« Jusqu’au cerveau personnel » & « [Nouure] » de Philippe Grand.

 

 

nouure_couvMon idéal-lecteur aime le sens et qu’on lui en complique l’accès.  Il me ressemble : déteste qu’on le pense sans dents, bon qu’à téter.

On ne compte plus les œuvres n’ayant comme propos et finalité qu’elles mêmes. Parfois, n’ayant d’autre raison d’existence que celle de venir confirmer celle de qui l’a écrit, le nom encré sur la couverture semble se borner à ancrer l’ « auteur » dans le « réel » (à force de dire « je », ce « je » finira bien par advenir!). Parfois, le retour sur les modalités de son existence parait, comme sur commande, n’être qu’un effet de mode, comme garantissant le sérieux de l’ « auteur » (quel meilleur gage de sérieux donner dans un domaine que de faire montre de s’intéresser aux modalités de production essentielles de ce domaine). Soit onanisme scripturaire, soit entre soi pédant, l’ « œuvre égocentrique » échappe en fait bien difficilement aux affres de l’égo de qui l’écrit.

un écrit tout à dire d’où il vient et comment il avance.

Ici, le livre tout entier centré sur lui-même, l’est vraiment sur lui-même. Et non sur l’auteur. Il n’a d’autre projet que lui-même.  Il n’est que sa propre fin, dont les moyens sont détaillés jusque dans leurs rouages les plus fins.

notes comme libérées de la musique

Libéré de ses contraintes (narration, rapport au réel, genre, espace de la page, etc…), accointant avec le Rien, le livre est ici une écriture de l’écriture. Mais qui ne profite pas de l’abandon des contraintes pour justifier une « facilité ». Ainsi de l’esthétique du fragment, qui souvent sert à dissimuler une impossibilité à construire, et qui, ici, est repensé dans les écarts qu’il peut présenter par rapport au « segment ».  Livre-parties d’un livre plus vaste, auquel ils renvoient pour le creuser mieux, Jusqu’au cerveau personnel et [Nouure] fonctionnent comme des vrilles*.

Est-ce autre chose, l’âme, que ce que montre une phrase déchirée?

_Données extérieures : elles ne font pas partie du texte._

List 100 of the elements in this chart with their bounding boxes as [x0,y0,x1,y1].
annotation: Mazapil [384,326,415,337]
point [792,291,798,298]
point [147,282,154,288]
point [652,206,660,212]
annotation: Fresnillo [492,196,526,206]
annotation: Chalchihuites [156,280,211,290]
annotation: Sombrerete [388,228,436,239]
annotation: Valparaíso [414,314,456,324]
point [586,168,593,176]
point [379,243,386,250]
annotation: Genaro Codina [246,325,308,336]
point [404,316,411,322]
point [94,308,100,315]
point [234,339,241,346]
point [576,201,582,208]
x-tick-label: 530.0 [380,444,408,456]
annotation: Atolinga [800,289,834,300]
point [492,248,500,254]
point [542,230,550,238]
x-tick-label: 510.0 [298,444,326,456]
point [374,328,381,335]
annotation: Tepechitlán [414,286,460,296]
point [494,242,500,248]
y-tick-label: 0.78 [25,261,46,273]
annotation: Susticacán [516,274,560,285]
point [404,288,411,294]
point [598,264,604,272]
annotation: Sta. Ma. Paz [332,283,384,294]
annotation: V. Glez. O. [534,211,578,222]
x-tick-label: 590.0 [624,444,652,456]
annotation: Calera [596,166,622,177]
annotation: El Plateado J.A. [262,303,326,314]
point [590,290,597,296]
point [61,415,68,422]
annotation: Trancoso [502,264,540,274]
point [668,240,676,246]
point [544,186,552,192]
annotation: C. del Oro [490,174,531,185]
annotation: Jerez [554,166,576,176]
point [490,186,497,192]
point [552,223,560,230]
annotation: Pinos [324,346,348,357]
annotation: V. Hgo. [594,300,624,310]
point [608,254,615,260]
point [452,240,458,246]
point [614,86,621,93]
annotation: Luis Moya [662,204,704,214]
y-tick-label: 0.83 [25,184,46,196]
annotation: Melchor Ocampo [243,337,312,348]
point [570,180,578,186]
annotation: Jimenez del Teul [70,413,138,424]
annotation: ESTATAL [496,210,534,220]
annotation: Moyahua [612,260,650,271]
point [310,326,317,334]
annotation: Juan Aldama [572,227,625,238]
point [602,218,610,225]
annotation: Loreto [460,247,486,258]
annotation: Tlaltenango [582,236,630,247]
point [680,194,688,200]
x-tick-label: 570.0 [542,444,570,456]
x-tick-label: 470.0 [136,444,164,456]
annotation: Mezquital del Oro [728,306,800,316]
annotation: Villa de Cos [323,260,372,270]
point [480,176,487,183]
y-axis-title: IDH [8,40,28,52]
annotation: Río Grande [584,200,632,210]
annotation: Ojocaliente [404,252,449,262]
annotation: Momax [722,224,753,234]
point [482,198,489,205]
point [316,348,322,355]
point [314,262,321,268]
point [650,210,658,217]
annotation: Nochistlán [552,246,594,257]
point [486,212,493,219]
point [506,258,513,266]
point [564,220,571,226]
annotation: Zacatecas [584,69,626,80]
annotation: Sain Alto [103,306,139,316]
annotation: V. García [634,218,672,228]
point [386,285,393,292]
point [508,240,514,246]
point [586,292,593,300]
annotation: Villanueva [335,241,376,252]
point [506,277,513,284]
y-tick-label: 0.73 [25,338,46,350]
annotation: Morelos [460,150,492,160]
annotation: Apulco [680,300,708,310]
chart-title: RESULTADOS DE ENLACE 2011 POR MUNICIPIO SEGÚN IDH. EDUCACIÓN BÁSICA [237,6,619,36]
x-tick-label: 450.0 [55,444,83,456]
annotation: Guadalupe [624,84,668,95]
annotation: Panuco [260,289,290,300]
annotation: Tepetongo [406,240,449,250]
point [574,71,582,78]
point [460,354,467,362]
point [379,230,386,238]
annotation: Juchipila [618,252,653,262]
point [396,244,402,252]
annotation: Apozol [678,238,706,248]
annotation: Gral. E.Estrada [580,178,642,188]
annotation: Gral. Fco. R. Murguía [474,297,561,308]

Creusant en vrillant dans un corps (du bois, du liège), la vrille ramène à la surface ce qui était enfoui dans la matière, mais l’élargi aussi et la fait déborder sur ce qui l’entoure.  Ainsi fonctionne l’écriture de Philippe Grand qui, centrée jusqu’à l’obsession sur elle-même, creusant toujours plus avant, la précisant toujours mieux car différemment, en vient à éclairer bien plus large que son si étriqué sujet.

Un corps que la vie a quitté occupe moins de place qu’il n’en aurait occupé au terme de son développement dans des conditions normales : du temps a manqué à ce corps, mais en aucun cas, on ne regarde l’espace autour de l’enfant mort comme l’absence de corps.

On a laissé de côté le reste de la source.